Деньги перечисляются на тот счет, который мы указываем. Их использование — на усмотрение каждого из лауреатов. Мы решили, что часть будет направлена на поддержку политзаключенных и их семей в России. По всей видимости, будет создан какой-то фонд. Это пока еще предстоит решить. И вторая часть — на помощь семьям погибших гражданских лиц в результате нападения на Украину.

Непосредственно во время вручения премии в Осло после вашей нобелевской речи выступала Александра Матвийчук из украинского “Центра гражданских свобод”. Она сказала о коллективной ответственности россиян за то, что сейчас происходит. И в вашей речи прозвучало, что коллективная ответственность может быть, но не может быть коллективной вины, потому что это не требует никакой работы. А вот именно ответственность подразумевает работу над тем, что ты, народ и твоя страна сотворили. Как вы думаете, каким образом придется отвечать за то, что сейчас происходит?
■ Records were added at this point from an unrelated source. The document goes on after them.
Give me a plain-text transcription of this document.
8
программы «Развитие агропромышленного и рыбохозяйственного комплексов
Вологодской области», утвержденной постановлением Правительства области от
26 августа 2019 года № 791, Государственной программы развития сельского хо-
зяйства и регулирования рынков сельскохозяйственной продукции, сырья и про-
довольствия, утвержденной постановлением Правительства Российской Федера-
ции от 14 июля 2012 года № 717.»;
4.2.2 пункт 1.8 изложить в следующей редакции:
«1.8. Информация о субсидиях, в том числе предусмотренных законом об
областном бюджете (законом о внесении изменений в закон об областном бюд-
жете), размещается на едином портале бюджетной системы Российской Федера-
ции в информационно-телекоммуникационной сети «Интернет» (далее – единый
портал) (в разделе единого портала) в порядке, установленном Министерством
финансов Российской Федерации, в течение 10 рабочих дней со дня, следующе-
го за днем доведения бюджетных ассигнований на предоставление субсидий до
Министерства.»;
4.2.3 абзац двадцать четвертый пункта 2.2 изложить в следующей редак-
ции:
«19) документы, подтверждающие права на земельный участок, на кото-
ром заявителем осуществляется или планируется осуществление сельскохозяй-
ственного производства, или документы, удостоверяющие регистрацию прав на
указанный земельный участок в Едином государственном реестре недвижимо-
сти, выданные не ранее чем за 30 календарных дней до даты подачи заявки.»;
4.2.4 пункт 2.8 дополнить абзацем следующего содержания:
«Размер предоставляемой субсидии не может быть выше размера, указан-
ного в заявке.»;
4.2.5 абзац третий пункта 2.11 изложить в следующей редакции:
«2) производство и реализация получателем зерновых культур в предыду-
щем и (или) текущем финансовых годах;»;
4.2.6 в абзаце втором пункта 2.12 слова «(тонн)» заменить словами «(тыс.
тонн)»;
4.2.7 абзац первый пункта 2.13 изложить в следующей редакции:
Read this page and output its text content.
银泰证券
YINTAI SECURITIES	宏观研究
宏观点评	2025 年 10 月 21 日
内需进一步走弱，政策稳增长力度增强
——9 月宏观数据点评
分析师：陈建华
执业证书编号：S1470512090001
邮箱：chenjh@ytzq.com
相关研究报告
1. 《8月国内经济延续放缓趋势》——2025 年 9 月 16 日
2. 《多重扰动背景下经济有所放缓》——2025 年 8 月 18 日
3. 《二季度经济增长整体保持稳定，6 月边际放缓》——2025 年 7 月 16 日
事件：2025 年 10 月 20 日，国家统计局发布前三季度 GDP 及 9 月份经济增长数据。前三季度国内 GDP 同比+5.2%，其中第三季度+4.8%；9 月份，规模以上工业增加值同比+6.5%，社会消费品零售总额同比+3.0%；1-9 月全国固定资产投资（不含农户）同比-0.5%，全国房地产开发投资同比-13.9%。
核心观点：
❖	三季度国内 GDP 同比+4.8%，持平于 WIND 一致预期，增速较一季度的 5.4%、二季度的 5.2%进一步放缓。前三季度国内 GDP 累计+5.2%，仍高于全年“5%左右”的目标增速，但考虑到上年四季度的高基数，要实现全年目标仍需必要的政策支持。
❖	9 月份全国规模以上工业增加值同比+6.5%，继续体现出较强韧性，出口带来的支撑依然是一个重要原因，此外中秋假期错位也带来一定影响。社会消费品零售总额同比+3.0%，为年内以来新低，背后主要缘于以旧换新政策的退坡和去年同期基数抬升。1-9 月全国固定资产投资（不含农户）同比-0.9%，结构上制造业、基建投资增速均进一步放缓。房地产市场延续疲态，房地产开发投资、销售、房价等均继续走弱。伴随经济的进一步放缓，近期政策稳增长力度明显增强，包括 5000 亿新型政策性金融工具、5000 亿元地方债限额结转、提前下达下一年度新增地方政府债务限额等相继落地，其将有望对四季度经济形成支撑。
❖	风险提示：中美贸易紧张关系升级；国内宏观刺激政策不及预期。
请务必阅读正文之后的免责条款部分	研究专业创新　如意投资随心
— Я могу только повторить, что нет коллективной вины, не может быть коллективного наказания. Отвечает каждый за то, что он сделал или не сделал. Сам факт принадлежности к народу или к организации не влечет за собой ответственности.

Если возвращаться к историческим событиям, принадлежность к Вермахту не означала автоматической вины. Мне кажется, что это искусственное расширение круга виновных ничему не помогает. Речь идет о том, что наказание, должны понести те, кто виновны в конкретных действиях. Тут бесспорно.

Главное, что придется сознавать — это тот чудовищный позор, который представляет сегодняшняя российская политика. Это не будет легко. Так же, как и немцам было не легко осознать, что сотворило нацистское руководство. Это будет длинный путь.

Но важно, на мой взгляд, понимать, что есть разные задачи. Одна задача наказать тех, кто принимал преступные решения, тех, кто исполнял преступные решения, тех, кто творил беспредел. Примерно то же самое, что мы видели в Чечне, сейчас происходит на украинской земле. Тут есть вина не только российского общества, но и международного, которое к событиям в Чечне отнеслось довольно равнодушно. Меры принимать и обозначать жесткую позицию надо было уже тогда.

Да, российскому обществу предстоит выбираться из этой ямы, из этого позора. Сейчас все, чем можно было гордиться в отечественной истории, заслонено сегодняшними преступными действиями российского руководства. Это будет трудный путь.